E ancora in sede giurisprudenziale, con l’ordinanza n. 171/2015, è stato sostenuto che “il termine di decadenza stabilito a carico dell’ufficio tributario ed in favore del contribuente per l’esercizio del potere impositivo abbia natura sostanziale e non appartenga a materia sottratta alla disponibilità delle parti, in quanto tale decadenza non concerne diritti indisponibili dello Stato alla percezione di tributi, ma incide unicamente sul diritto del contribuente a non vedere esposto il proprio patrimonio, oltre un certo limite di tempo, alle pretese del Fisco; cosicché è riservata alla valutazione del contribuente stesso la scelta di avvalersi o meno della relativa eccezione, da ritenersi, pertanto, eccezione in senso proprio, non rilevabile d’ufficio né proponibile per la prima volta in grado d’appello (tra le tante, sent. 14028/11)”. Principi sostanzialmente ribaditi con l’ordinanza n. 28467/2017.
Di conseguenza, in assenza di impugnazione, l’atto fuori termine diventa comunque definitivo, né tale vizio può poi essere contestato successivamente contro il ruolo o l’intimazione a adempiere.

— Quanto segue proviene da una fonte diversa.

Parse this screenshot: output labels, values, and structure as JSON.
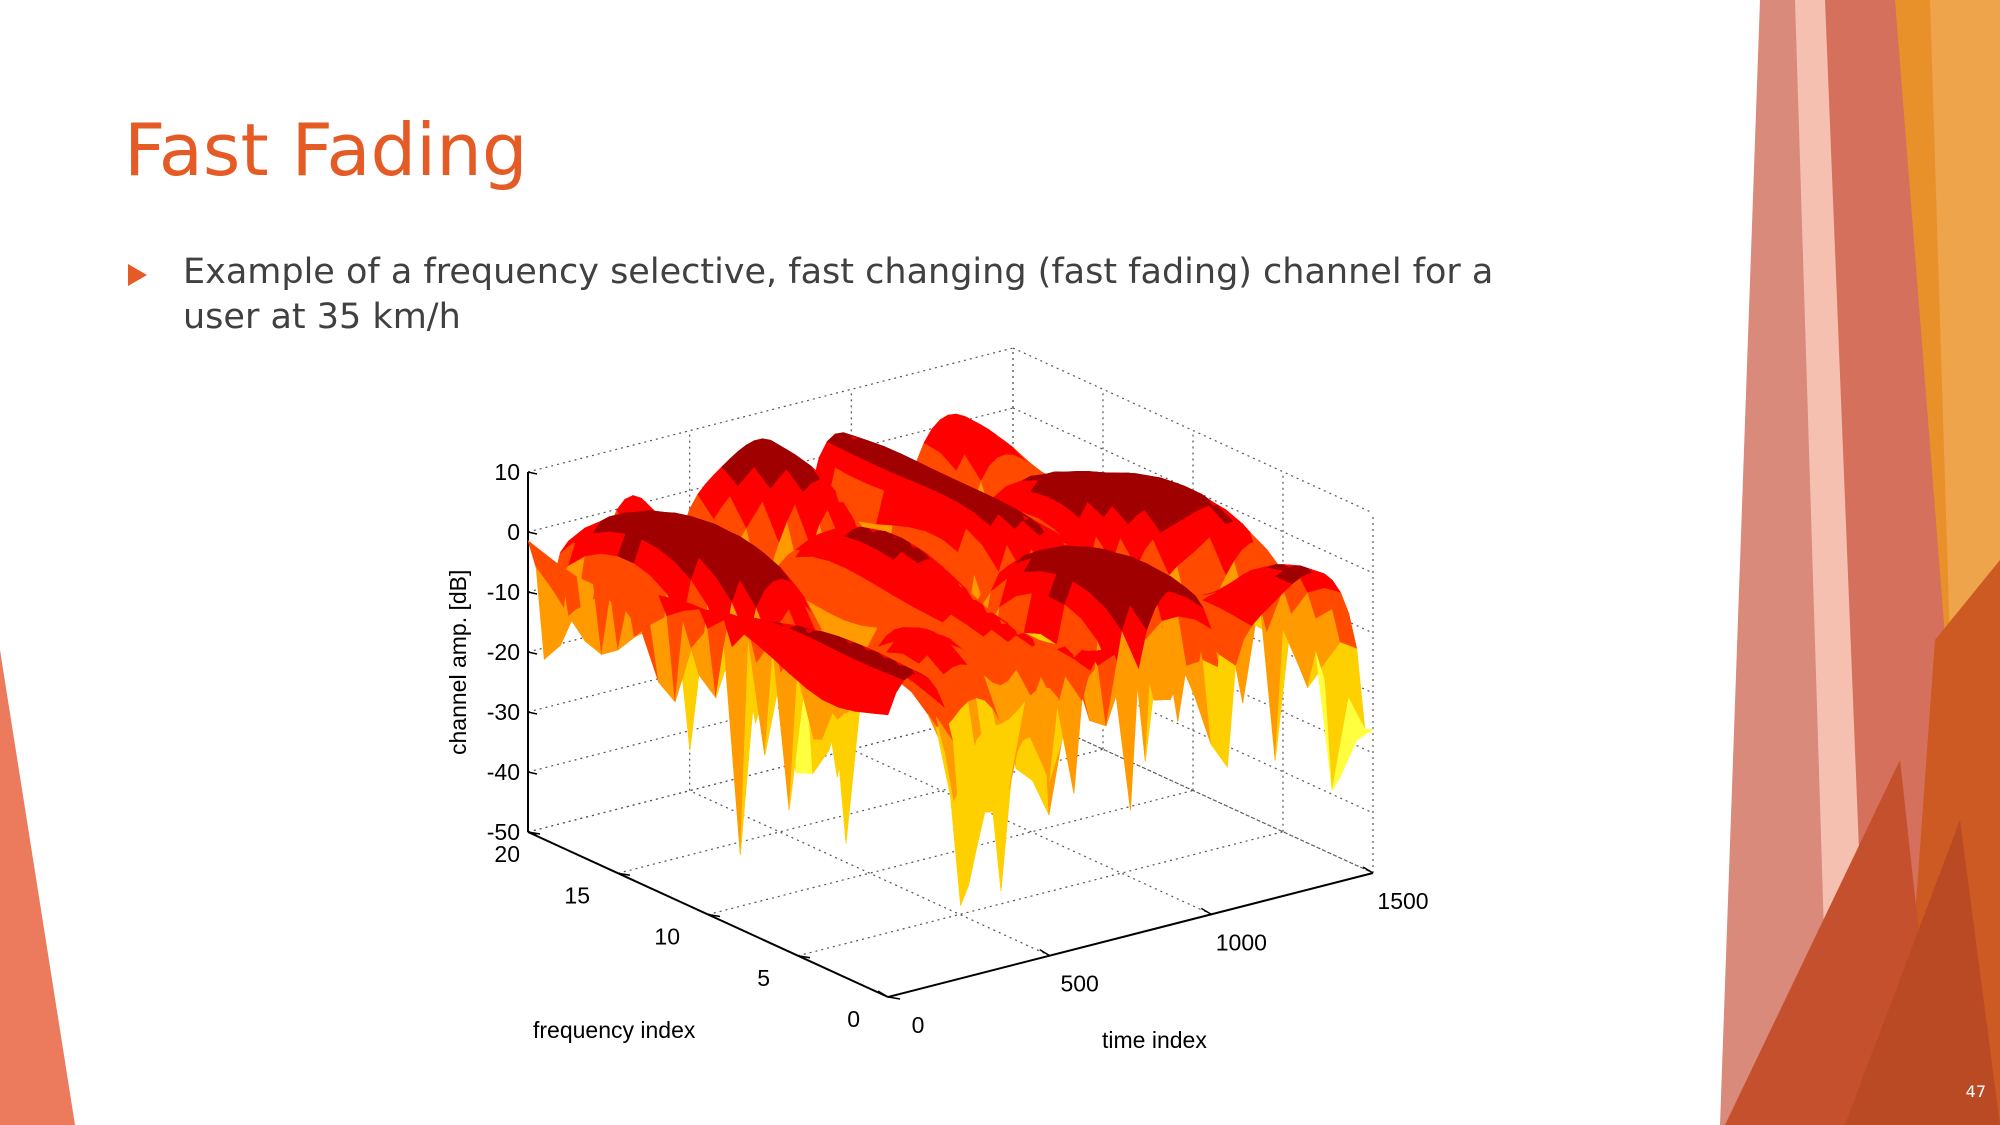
{
  "slide": {
    "title": "Fast Fading",
    "bullet": "Example of a frequency selective, fast changing (fast fading) channel for a user at 35 km/h",
    "page_number": "47"
  },
  "colors": {
    "accent": "#e55b26",
    "body_text": "#404040",
    "surface_peak": "#ff0000",
    "surface_dark": "#8b0000",
    "surface_mid": "#ffa500",
    "surface_low": "#ffff00",
    "surface_deep": "#00b4c8"
  },
  "chart_data": {
    "type": "surface3d",
    "xlabel": "time index",
    "ylabel": "frequency index",
    "zlabel": "channel amp. [dB]",
    "x_range": [
      0,
      1500
    ],
    "y_range": [
      0,
      20
    ],
    "z_range": [
      -50,
      10
    ],
    "x_ticks": [
      "0",
      "500",
      "1000",
      "1500"
    ],
    "y_ticks": [
      "0",
      "5",
      "10",
      "15",
      "20"
    ],
    "z_ticks": [
      "-50",
      "-40",
      "-30",
      "-20",
      "-10",
      "0",
      "10"
    ],
    "grid": true,
    "colormap": "jet (upper range, dark red peaks to cyan deep fades)"
  }
}
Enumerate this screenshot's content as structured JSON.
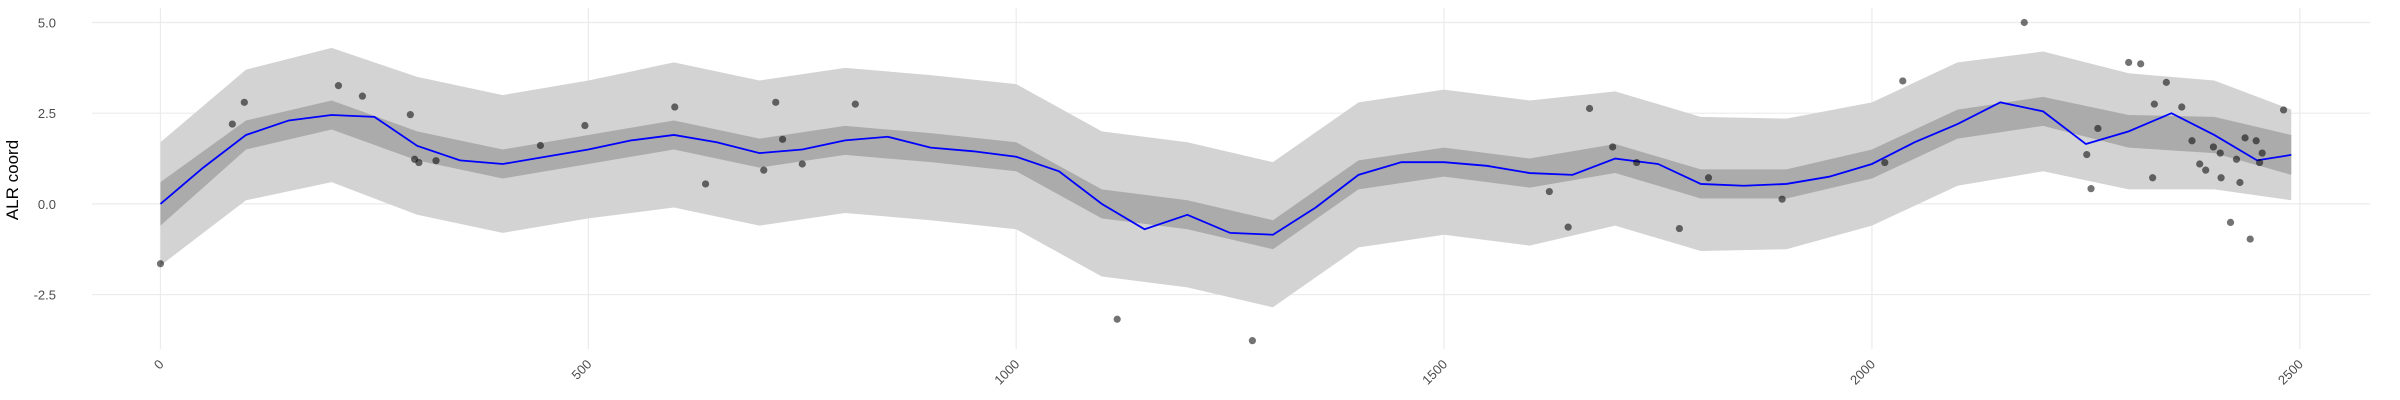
{
  "chart_data": {
    "type": "scatter",
    "ylabel": "ALR coord",
    "xlim": [
      -80,
      2582
    ],
    "ylim": [
      -4.0,
      5.4
    ],
    "xticks": [
      0,
      500,
      1000,
      1500,
      2000,
      2500
    ],
    "yticks": [
      -2.5,
      {
        "value": 0,
        "label": "0.0"
      },
      2.5,
      {
        "value": 5,
        "label": "5.0"
      }
    ],
    "grid": true,
    "points": {
      "color": "#000000",
      "x": [
        0,
        84,
        98,
        208,
        236,
        292,
        297,
        302,
        322,
        444,
        496,
        601,
        637,
        705,
        719,
        727,
        750,
        812,
        1118,
        1276,
        1623,
        1645,
        1670,
        1697,
        1725,
        1775,
        1809,
        1895,
        2015,
        2036,
        2178,
        2251,
        2256,
        2264,
        2300,
        2314,
        2328,
        2330,
        2344,
        2362,
        2374,
        2383,
        2390,
        2399,
        2407,
        2408,
        2419,
        2426,
        2430,
        2436,
        2442,
        2449,
        2453,
        2456,
        2481
      ],
      "y": [
        -1.65,
        2.2,
        2.8,
        3.26,
        2.97,
        2.46,
        1.23,
        1.14,
        1.19,
        1.61,
        2.16,
        2.67,
        0.55,
        0.93,
        2.8,
        1.78,
        1.1,
        2.75,
        -3.18,
        -3.77,
        0.34,
        -0.64,
        2.63,
        1.57,
        1.14,
        -0.68,
        0.72,
        0.13,
        1.14,
        3.39,
        5.0,
        1.36,
        0.42,
        2.08,
        3.9,
        3.86,
        0.72,
        2.75,
        3.35,
        2.67,
        1.74,
        1.1,
        0.93,
        1.57,
        1.4,
        0.72,
        -0.51,
        1.23,
        0.59,
        1.82,
        -0.97,
        1.74,
        1.14,
        1.4,
        2.59
      ]
    },
    "smooth": {
      "color": "#0000ff",
      "x": [
        0,
        50,
        100,
        150,
        200,
        250,
        300,
        350,
        400,
        450,
        500,
        550,
        600,
        650,
        700,
        750,
        800,
        850,
        900,
        950,
        1000,
        1050,
        1100,
        1150,
        1200,
        1250,
        1300,
        1350,
        1400,
        1450,
        1500,
        1550,
        1600,
        1650,
        1700,
        1750,
        1800,
        1850,
        1900,
        1950,
        2000,
        2050,
        2100,
        2150,
        2200,
        2250,
        2300,
        2350,
        2400,
        2450,
        2490
      ],
      "y": [
        0,
        1.0,
        1.9,
        2.3,
        2.45,
        2.4,
        1.6,
        1.2,
        1.1,
        1.3,
        1.5,
        1.75,
        1.9,
        1.7,
        1.4,
        1.5,
        1.75,
        1.85,
        1.55,
        1.45,
        1.3,
        0.9,
        0.0,
        -0.7,
        -0.3,
        -0.8,
        -0.85,
        -0.1,
        0.8,
        1.15,
        1.15,
        1.05,
        0.85,
        0.8,
        1.25,
        1.1,
        0.55,
        0.5,
        0.55,
        0.75,
        1.1,
        1.7,
        2.2,
        2.8,
        2.55,
        1.65,
        2.0,
        2.5,
        1.9,
        1.2,
        1.35
      ]
    },
    "band_x": [
      0,
      100,
      200,
      300,
      400,
      500,
      600,
      700,
      800,
      900,
      1000,
      1100,
      1200,
      1300,
      1400,
      1500,
      1600,
      1700,
      1800,
      1900,
      2000,
      2100,
      2200,
      2300,
      2400,
      2490
    ],
    "band_outer": {
      "color": "#d3d3d3",
      "lower": [
        -1.7,
        0.1,
        0.6,
        -0.3,
        -0.8,
        -0.4,
        -0.1,
        -0.6,
        -0.25,
        -0.45,
        -0.7,
        -2.0,
        -2.3,
        -2.85,
        -1.2,
        -0.85,
        -1.15,
        -0.6,
        -1.3,
        -1.25,
        -0.6,
        0.5,
        0.9,
        0.4,
        0.4,
        0.1
      ],
      "upper": [
        1.7,
        3.7,
        4.3,
        3.5,
        3.0,
        3.4,
        3.9,
        3.4,
        3.75,
        3.55,
        3.3,
        2.0,
        1.7,
        1.15,
        2.8,
        3.15,
        2.85,
        3.1,
        2.4,
        2.35,
        2.8,
        3.9,
        4.2,
        3.6,
        3.4,
        2.6
      ]
    },
    "band_inner": {
      "color": "#ababab",
      "lower": [
        -0.6,
        1.5,
        2.05,
        1.2,
        0.7,
        1.1,
        1.5,
        1.0,
        1.35,
        1.15,
        0.9,
        -0.4,
        -0.7,
        -1.25,
        0.4,
        0.75,
        0.45,
        0.85,
        0.15,
        0.15,
        0.7,
        1.8,
        2.15,
        1.55,
        1.4,
        0.8
      ],
      "upper": [
        0.6,
        2.3,
        2.85,
        2.0,
        1.5,
        1.9,
        2.3,
        1.8,
        2.15,
        1.95,
        1.7,
        0.4,
        0.1,
        -0.45,
        1.2,
        1.55,
        1.25,
        1.65,
        0.95,
        0.95,
        1.5,
        2.6,
        2.95,
        2.45,
        2.4,
        1.9
      ]
    }
  }
}
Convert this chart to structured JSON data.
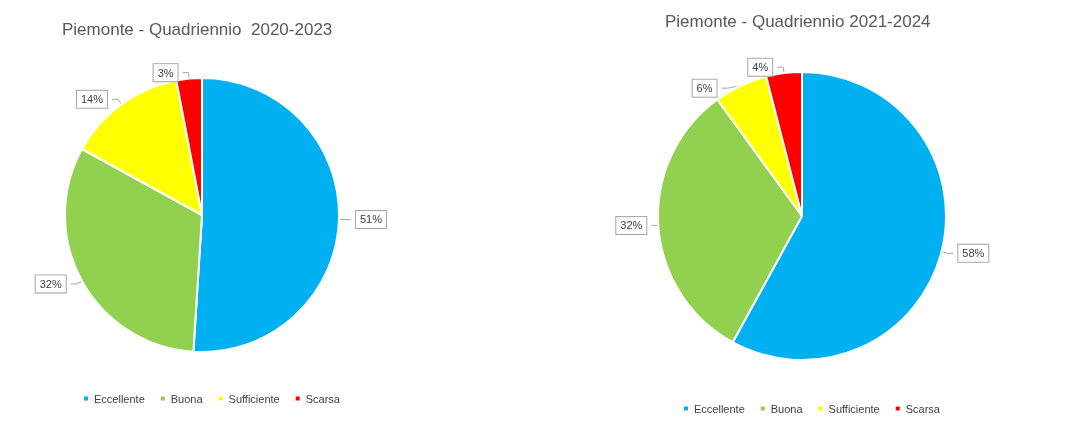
{
  "chart_data": [
    {
      "type": "pie",
      "title": "Piemonte - Quadriennio  2020-2023",
      "categories": [
        "Eccellente",
        "Buona",
        "Sufficiente",
        "Scarsa"
      ],
      "values": [
        51,
        32,
        14,
        3
      ],
      "value_labels": [
        "51%",
        "32%",
        "14%",
        "3%"
      ],
      "colors": [
        "#00b0f0",
        "#92d050",
        "#ffff00",
        "#ff0000"
      ],
      "legend": "bottom"
    },
    {
      "type": "pie",
      "title": "Piemonte - Quadriennio 2021-2024",
      "categories": [
        "Eccellente",
        "Buona",
        "Sufficiente",
        "Scarsa"
      ],
      "values": [
        58,
        32,
        6,
        4
      ],
      "value_labels": [
        "58%",
        "32%",
        "6%",
        "4%"
      ],
      "colors": [
        "#00b0f0",
        "#92d050",
        "#ffff00",
        "#ff0000"
      ],
      "legend": "bottom"
    }
  ]
}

E ciò, a maggior ragione, a nostro avviso, una volta entrati in vigore nel corpo dello Statuto dei diritti del contribuente gli articoli 7-bis, 7-ter, 7-quater, 7-quinquies e 7-sexies, che – sulla falsariga degli articoli 21-septies e 21-octies, L. 241/1990 – andranno a costituire il corpo organico delle regole delle invalidità tributarie. In particolare, per quel che ci interessa in questa sede, il regime di “nullità” degli atti dell’Amministrazione finanziaria, opera solo in via eccezionale e solo ove espressamente previsto da una previsione di legge, successiva all’entrata in vigore della nuova norma.